The three main Dutch telcos KPN, Vodafone Netherlands and T-Mobile Netherlands have put aside their rivalry in a bid to combat online fraud. KPN has unveiled a set of security services dubbed Mobile Connect, the result of a collaboration between the three operators, which offers an extra layer of protection against account takeovers via number verification processes. The offering is targeted at digital services providers, such as banks and online shops, to allow their users to log in and make transactions “easily and securely”. The Mobile Connect services are a result of joint work against cybercrime that the three companies have been focused on as part of their participation with COIN, an association of Dutch telecommunications service providers. Find out more from KPN’s statement available in Dutch here.

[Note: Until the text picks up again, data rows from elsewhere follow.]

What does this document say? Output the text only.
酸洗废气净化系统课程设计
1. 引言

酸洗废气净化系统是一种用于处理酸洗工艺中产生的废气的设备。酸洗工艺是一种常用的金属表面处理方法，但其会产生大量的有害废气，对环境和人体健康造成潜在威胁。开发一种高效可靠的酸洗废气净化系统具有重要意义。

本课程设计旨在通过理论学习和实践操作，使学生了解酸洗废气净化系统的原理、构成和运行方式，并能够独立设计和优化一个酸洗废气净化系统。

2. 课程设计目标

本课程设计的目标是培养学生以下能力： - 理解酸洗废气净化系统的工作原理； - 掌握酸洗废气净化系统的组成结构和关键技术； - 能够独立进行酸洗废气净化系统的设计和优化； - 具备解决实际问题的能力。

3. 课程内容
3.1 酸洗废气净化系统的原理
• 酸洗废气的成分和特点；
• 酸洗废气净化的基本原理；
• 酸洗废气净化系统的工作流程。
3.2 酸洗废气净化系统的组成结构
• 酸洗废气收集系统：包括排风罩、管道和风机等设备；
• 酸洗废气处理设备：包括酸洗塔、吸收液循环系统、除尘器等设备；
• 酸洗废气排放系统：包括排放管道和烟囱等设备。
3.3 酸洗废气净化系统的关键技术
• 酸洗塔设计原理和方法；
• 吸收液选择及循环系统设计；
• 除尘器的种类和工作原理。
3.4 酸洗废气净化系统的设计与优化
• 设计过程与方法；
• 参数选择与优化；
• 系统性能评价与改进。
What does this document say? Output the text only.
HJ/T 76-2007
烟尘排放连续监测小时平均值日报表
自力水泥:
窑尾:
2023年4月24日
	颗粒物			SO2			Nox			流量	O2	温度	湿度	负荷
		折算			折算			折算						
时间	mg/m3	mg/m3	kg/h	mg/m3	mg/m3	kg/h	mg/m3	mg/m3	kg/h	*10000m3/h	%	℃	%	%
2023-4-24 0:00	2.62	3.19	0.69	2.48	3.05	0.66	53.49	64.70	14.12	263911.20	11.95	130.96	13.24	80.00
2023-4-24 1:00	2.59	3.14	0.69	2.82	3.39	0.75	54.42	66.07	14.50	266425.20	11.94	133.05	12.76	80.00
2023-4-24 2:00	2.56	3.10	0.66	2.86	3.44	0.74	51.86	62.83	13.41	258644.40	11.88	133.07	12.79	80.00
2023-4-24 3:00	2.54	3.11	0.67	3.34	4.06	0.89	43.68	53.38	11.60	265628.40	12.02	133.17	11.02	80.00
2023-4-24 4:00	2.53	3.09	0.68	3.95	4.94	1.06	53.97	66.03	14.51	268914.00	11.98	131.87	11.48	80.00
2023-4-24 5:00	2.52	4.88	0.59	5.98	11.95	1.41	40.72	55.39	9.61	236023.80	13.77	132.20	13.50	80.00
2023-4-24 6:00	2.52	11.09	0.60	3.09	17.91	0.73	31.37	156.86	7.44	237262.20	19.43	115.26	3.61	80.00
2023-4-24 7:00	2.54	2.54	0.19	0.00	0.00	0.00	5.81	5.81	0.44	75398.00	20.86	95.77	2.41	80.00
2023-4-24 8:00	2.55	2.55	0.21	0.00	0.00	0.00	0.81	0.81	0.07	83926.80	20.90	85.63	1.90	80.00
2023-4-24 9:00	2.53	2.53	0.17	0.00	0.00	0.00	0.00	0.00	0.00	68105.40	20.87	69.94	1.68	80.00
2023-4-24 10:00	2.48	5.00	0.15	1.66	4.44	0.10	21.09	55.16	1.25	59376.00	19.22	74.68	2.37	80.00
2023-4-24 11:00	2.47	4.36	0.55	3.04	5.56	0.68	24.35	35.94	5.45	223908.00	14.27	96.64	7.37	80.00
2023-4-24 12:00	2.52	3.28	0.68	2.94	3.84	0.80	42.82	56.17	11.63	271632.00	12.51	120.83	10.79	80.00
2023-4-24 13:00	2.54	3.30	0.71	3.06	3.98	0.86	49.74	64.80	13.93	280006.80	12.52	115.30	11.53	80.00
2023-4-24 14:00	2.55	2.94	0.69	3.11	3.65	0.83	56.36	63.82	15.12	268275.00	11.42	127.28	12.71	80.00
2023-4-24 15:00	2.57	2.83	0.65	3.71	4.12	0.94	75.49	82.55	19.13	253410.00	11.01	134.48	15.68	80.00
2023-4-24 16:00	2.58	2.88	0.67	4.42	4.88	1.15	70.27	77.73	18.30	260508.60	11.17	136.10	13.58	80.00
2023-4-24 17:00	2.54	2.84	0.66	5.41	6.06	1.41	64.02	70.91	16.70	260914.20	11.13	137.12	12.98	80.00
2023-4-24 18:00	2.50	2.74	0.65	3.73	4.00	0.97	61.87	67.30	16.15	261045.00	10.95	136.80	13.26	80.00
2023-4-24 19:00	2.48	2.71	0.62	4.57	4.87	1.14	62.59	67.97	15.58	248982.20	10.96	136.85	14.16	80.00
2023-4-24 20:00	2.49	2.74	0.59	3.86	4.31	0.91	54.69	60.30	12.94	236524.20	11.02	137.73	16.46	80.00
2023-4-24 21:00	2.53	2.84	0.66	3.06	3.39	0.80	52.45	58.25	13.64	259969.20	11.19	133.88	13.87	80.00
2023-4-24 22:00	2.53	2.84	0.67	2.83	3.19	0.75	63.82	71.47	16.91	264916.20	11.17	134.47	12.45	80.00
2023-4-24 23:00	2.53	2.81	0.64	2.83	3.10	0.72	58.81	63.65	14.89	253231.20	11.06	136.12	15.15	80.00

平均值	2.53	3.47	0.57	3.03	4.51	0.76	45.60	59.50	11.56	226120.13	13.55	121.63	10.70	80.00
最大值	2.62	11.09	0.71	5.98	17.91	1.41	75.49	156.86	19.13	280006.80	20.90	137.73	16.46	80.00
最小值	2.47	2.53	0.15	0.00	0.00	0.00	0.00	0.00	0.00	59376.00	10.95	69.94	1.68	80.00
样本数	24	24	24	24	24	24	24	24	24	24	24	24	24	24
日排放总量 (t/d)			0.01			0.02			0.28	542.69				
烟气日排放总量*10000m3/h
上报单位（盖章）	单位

The planned merger of Thai operators True and dtac has been delayed and will no longer be completed in 2022. The deal was given a conditional green light by Thailand’s regulator in October, almost a year after it was first announced, but there have been competition concerns as the move would reduce the number of major mobile operators in the country to just two, effectively creating a duopoly, and would make the True/dtac company the market leader. Telenor, dtac’s dominant shareholder, noted today that it still “believes in the benefits from the merger and continues to actively support the amalgamation of dtac and True”. It added that Charoen Pokphand (CP) Group, which owns True, and Telenor will “continue to target an equal ownership share of around 30% of the merged company”. The merger, at least in Telenor’s eyes, is now due to be completed during the first quarter of 2023.
Plans for an IPO of British chip maker Arm have been put on the backburner by its giant Japanese owner Softbank and will not happen in the near future, according to multiple reports, including this one from The Guardian. The delay, which means the public listing of Arm shares will almost certainly not happen in the first quarter of next year, though it is still likely to take place at some point in 2023, is being attributed to the current global economic uncertainty. Softbank decided to initiate IPO plans for Arm after regulators blocked the chip specialist’s acquisition by Nvidia at the start of this year.
Patrick Drahi’s Altice France is seeking a buyer for its 92 datacentres with the aim of raising €1bn from the sale, according to Data Centre Dynamics.